- Baloke Location in Punjab, India Baloke Baloke (India)
- Coordinates: 30°23′10″N 75°18′29″E﻿ / ﻿30.386009°N 75.3079641°E
- Country: India
- State: Punjab
- District: Barnala
- Tehsil: Tapa

Languages
- • Official: Punjabi
- • Other spoken: Hindi
- Time zone: UTC+5:30 (IST)
- Pin code: 148108
- Telephone code: 01679
- ISO 3166 code: IN-PB
- Vehicle registration: PB-19

= Baloke =

Baloke is a village situated in the Barnala district, Punjab, India. As of the 2011 census, it had a population of 1,303 persons.
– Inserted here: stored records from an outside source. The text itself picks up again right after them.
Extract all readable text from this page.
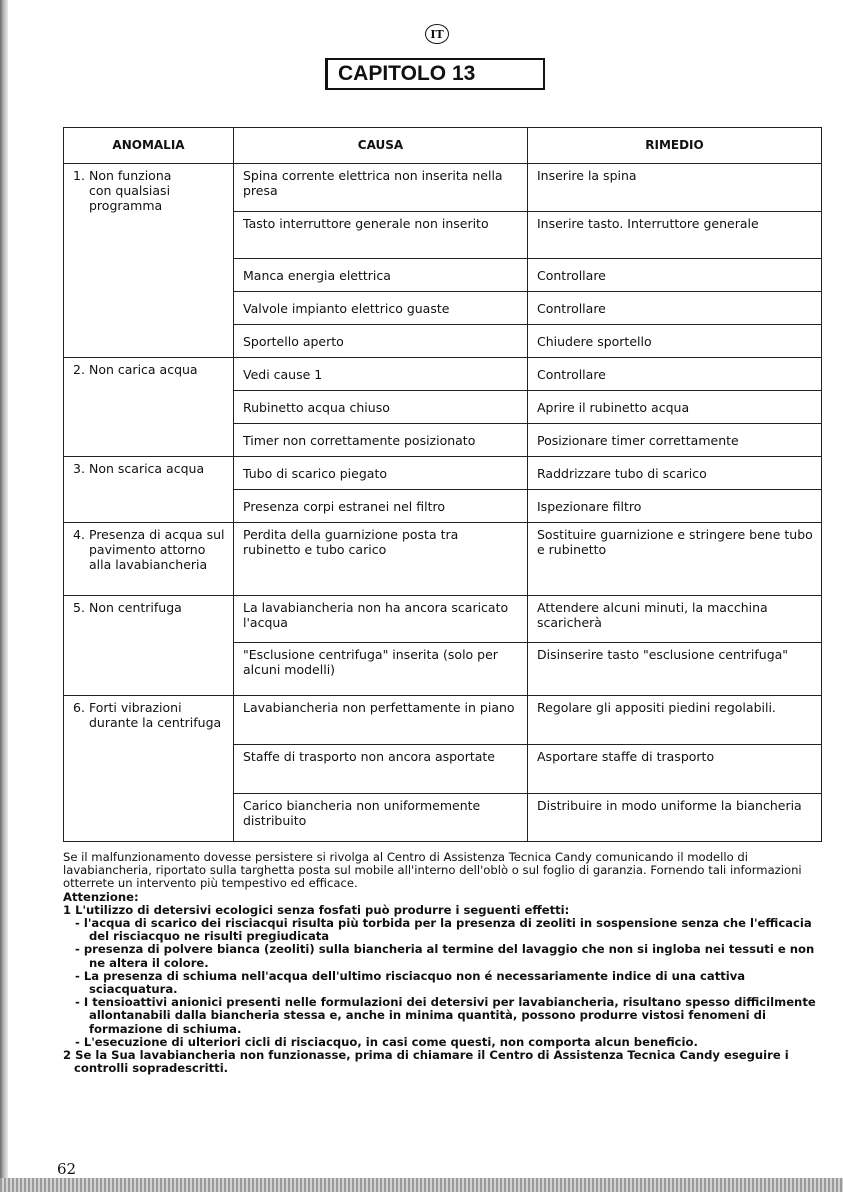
IT
CAPITOLO 13
ANOMALIA	CAUSA	RIMEDIO

1. Non funziona con qualsiasi programma	Spina corrente elettrica non inserita nella presa	Inserire la spina
	Tasto interruttore generale non inserito	Inserire tasto. Interruttore generale
	Manca energia elettrica	Controllare
	Valvole impianto elettrico guaste	Controllare
	Sportello aperto	Chiudere sportello

2. Non carica acqua	Vedi cause 1	Controllare
	Rubinetto acqua chiuso	Aprire il rubinetto acqua
	Timer non correttamente posizionato	Posizionare timer correttamente

3. Non scarica acqua	Tubo di scarico piegato	Raddrizzare tubo di scarico
	Presenza corpi estranei nel filtro	Ispezionare filtro

4. Presenza di acqua sul pavimento attorno alla lavabiancheria	Perdita della guarnizione posta tra rubinetto e tubo carico	Sostituire guarnizione e stringere bene tubo e rubinetto

5. Non centrifuga	La lavabiancheria non ha ancora scaricato l'acqua	Attendere alcuni minuti, la macchina scaricherà
	"Esclusione centrifuga" inserita (solo per alcuni modelli)	Disinserire tasto "esclusione centrifuga"

6. Forti vibrazioni durante la centrifuga	Lavabiancheria non perfettamente in piano	Regolare gli appositi piedini regolabili.
	Staffe di trasporto non ancora asportate	Asportare staffe di trasporto
	Carico biancheria non uniformemente distribuito	Distribuire in modo uniforme la biancheria

Se il malfunzionamento dovesse persistere si rivolga al Centro di Assistenza Tecnica Candy comunicando il modello di lavabiancheria, riportato sulla targhetta posta sul mobile all'interno dell'oblò o sul foglio di garanzia. Fornendo tali informazioni otterrete un intervento più tempestivo ed efficace.

Attenzione:

1 L'utilizzo di detersivi ecologici senza fosfati può produrre i seguenti effetti:

- l'acqua di scarico dei risciacqui risulta più torbida per la presenza di zeoliti in sospensione senza che l'efficacia del risciacquo ne risulti pregiudicata

- presenza di polvere bianca (zeoliti) sulla biancheria al termine del lavaggio che non si ingloba nei tessuti e non ne altera il colore.

- La presenza di schiuma nell'acqua dell'ultimo risciacquo non é necessariamente indice di una cattiva sciacquatura.

- I tensioattivi anionici presenti nelle formulazioni dei detersivi per lavabiancheria, risultano spesso difficilmente allontanabili dalla biancheria stessa e, anche in minima quantità, possono produrre vistosi fenomeni di formazione di schiuma.

- L'esecuzione di ulteriori cicli di risciacquo, in casi come questi, non comporta alcun beneficio.

2 Se la Sua lavabiancheria non funzionasse, prima di chiamare il Centro di Assistenza Tecnica Candy eseguire i controlli sopradescritti.

62
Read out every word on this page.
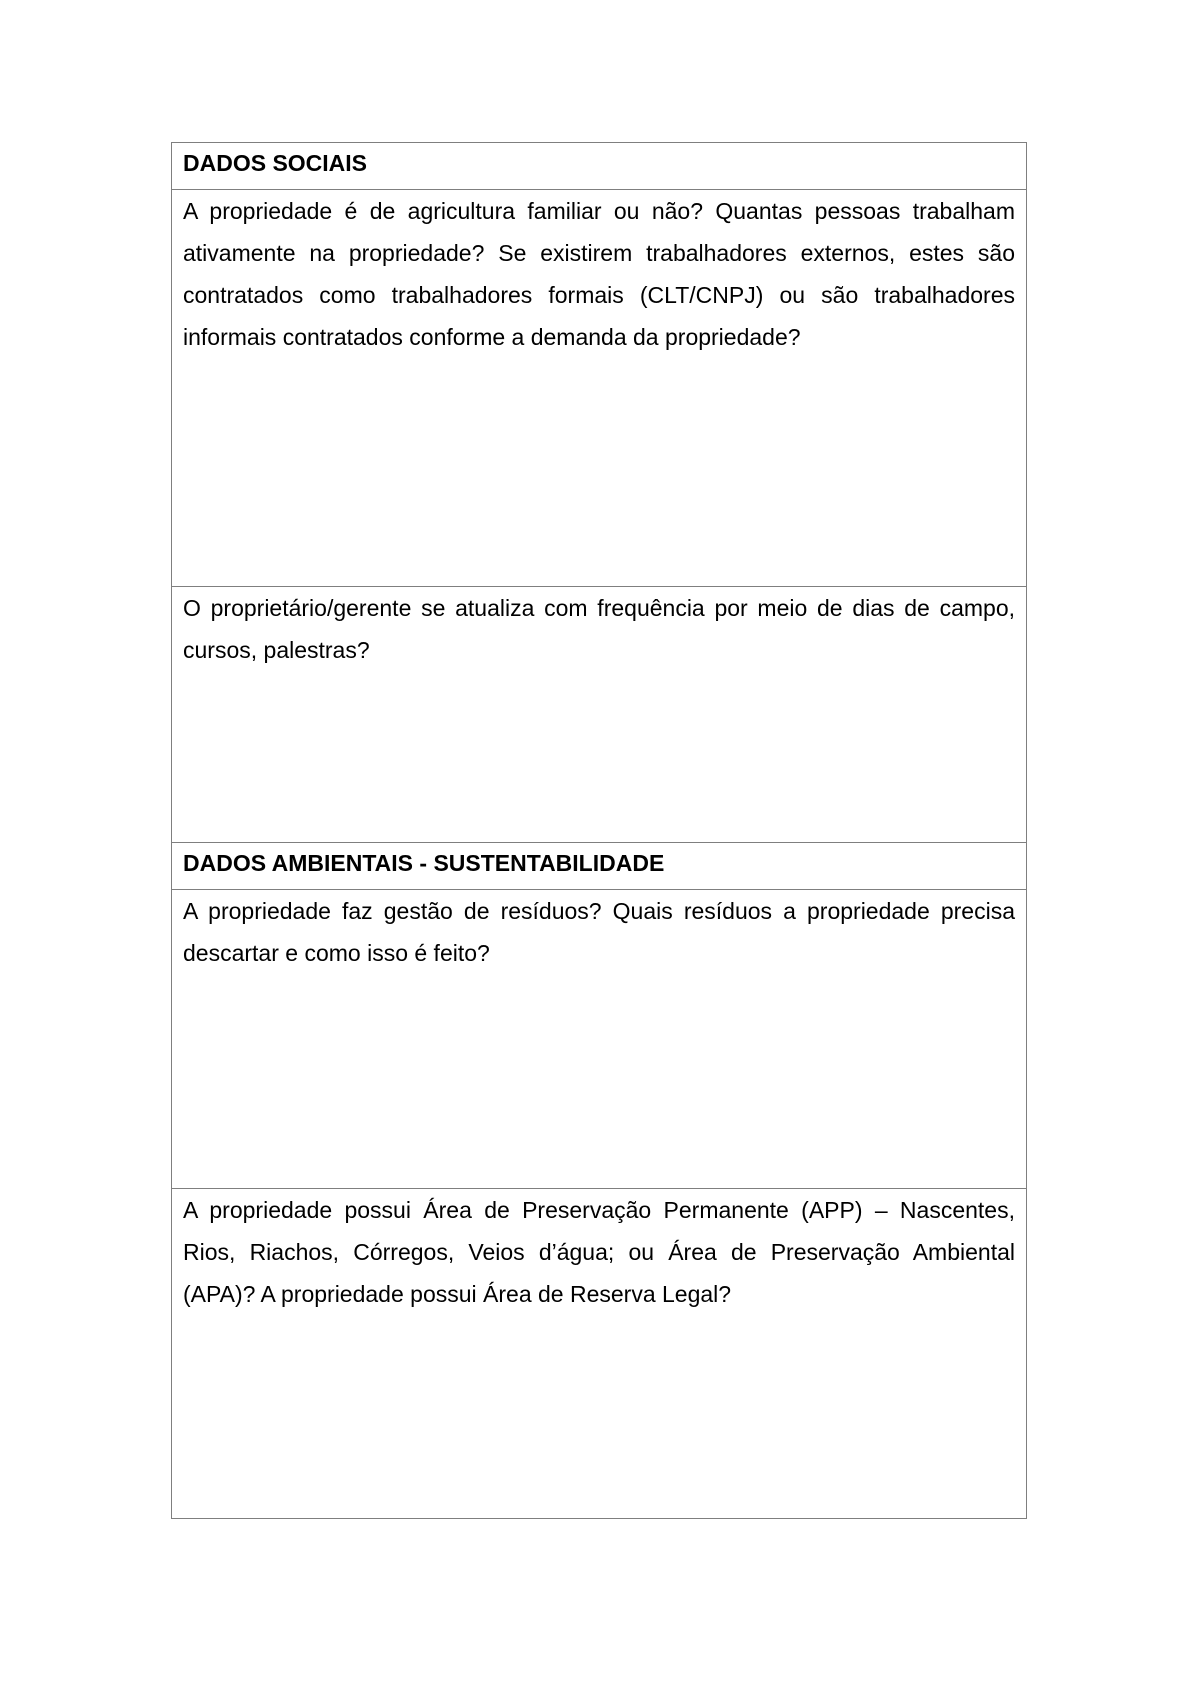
DADOS SOCIAIS

A propriedade é de agricultura familiar ou não? Quantas pessoas trabalham ativamente na propriedade? Se existirem trabalhadores externos, estes são contratados como trabalhadores formais (CLT/CNPJ) ou são trabalhadores informais contratados conforme a demanda da propriedade?

O proprietário/gerente se atualiza com frequência por meio de dias de campo, cursos, palestras?

DADOS AMBIENTAIS - SUSTENTABILIDADE

A propriedade faz gestão de resíduos? Quais resíduos a propriedade precisa descartar e como isso é feito?

A propriedade possui Área de Preservação Permanente (APP) – Nascentes, Rios, Riachos, Córregos, Veios d’água; ou Área de Preservação Ambiental (APA)? A propriedade possui Área de Reserva Legal?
==Administration and literacy==
The village is administrated by a sarpanch who is an elected representative of the village as per the constitution of India and the Panchayati raj. The village falls under the Tapa Tehsil and is governed by a tahsildar. The village is about 14 km distance from the sub-district headquarters of Tapa Tehsil and about 22 km distance from the district headquarters of Barnala. As per the 2011 census, out of a population of 1,303 people, 693 are literate and 610 are illiterate; Baloke's literacy rate is 59.64%, which is lower than the average of 75.84% in the state of Punjab. The male literacy rate stands at 60.48% and the female literacy rate at 58.67%.

==Demography==
Per the 2011 census, Baloke had 254 houses with a population of 1,303, consisting of 694 males and 609 females. The population of children aged 0–6 was 141, making up 10.82% of the total population of the village. The average sex ratio was 878 out of 1000, which is lower than the state average of 895 out of 1000. The child sex ratio in the village was 905 out of 1000, which is higher than the average of 846 out of 1000 in the state of Punjab. The total Scheduled Castes and Scheduled Tribes population in the village was 414 people and all were Scheduled Castes. There are no people of the Scheduled Tribe in the village. The village's total geographical area is about 679.08 hectares.

==Notable people==
Baloke village is the birthplace of Satnam Singh Bhamara, the first Indian to be drafted into the National Basketball Association in North America.